书记和市长都表态了,而且两个人都要求的是“除恶务尽”,并且都提到了臧登峰。这既是上级领导的明确指示,也是破局的关键切入点。既然两位主要领导都点了臧登峰的名,我再以“协助抓捕”为由去找他,便是师出有名,他也无法推脱。
但瑞林市长说话是带着酒气的,带着酒气说的话就是酒话,但是市长说的酒话,往往藏着真意。
看来,市长和臧登峰时间,明面上是一团和气,放下了表面的芥蒂,但骨子里的博弈恐怕从未真正平息过。
"嗯。"唐瑞林揉了揉肚子,随机说道,"这个事从实事求是的角度来谈啊,你也要多跟登峰同志沟通。他是常务副市长,有些情况,不能瞒着他,好吧。"
"好的市长,我接下来就去给登峰市长汇报。"
从唐瑞林办公室出来,我在走廊里站了一会儿。唐瑞林的态度,比我预想的要积极。他不仅没有替徐镇海说情,反而要求"除恶务尽""一定要抓捕归案"。这说明什么?说明他已经判断出臧登峰这次要栽跟头,但好像没有刻意的要帮忙。

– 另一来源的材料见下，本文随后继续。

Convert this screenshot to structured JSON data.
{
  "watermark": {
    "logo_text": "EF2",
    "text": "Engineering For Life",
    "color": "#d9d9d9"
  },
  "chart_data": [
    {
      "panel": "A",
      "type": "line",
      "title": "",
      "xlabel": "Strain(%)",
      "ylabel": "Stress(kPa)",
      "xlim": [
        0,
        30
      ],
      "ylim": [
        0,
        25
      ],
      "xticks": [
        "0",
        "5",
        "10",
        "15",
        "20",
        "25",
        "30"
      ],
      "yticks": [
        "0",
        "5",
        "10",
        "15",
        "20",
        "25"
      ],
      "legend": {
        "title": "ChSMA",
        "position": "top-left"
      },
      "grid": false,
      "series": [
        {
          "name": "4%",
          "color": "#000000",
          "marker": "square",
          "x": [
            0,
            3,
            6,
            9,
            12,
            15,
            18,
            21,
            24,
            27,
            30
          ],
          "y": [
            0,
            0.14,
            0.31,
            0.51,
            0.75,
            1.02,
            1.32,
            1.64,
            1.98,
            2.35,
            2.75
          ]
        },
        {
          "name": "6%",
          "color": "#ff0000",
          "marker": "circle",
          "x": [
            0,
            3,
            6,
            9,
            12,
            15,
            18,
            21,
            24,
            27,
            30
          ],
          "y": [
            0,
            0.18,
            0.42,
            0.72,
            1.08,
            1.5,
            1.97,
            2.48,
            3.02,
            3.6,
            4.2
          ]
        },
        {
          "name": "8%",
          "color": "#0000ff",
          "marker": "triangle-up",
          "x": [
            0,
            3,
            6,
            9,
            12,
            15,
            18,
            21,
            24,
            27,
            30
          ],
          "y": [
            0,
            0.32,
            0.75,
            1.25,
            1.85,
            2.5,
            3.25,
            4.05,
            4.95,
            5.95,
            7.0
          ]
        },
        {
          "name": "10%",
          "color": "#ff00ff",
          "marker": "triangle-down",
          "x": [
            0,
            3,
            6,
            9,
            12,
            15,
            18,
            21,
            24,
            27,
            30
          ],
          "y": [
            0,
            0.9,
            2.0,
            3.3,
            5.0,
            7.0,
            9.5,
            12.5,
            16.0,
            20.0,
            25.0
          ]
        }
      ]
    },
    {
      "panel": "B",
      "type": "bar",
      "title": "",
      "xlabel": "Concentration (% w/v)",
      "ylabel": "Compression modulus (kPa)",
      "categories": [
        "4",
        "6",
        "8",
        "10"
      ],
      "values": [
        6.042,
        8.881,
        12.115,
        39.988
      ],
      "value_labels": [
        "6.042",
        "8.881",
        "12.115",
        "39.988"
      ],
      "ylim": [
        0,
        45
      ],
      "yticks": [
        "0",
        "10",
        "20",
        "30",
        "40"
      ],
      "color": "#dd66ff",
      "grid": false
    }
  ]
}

但是,他真的会这么轻易放弃臧登峰吗?我在心里否定了这个想法。
不会的。唐瑞林这个人,政治上是很成熟的,副市长出了问题,作为政府班子里的班长,他也是脸上无光。
我往走廊另一侧走去,臧登峰的办公室,也在七楼。
各个常委的办公室,除了书记和市长的办公室稍微大一点,其他的基本上都差不多。
而除了向书记和市长汇报工作,需要提前预约,去其他常委办公室汇报工作,大多时候都是直接敲门。
我敲了敲门,听到里面传来一声“请进”,便推门走了进去。
臧登峰的办公室比唐瑞林的小一些,但是布置得更精致。靠墙放着一排书柜,里面摆满了经济类的书籍,有《资本论》《国富论》,还有一些关于宏观经济调控的专著。
办公桌上摆着一个地球仪,还有一张全家福照片,照片上是臧登峰、徐小燕和他们的女儿。儿子,四个人站在一片颇为辽阔的草地上,都穿着休闲的夏装,脸上的笑容带着幸福。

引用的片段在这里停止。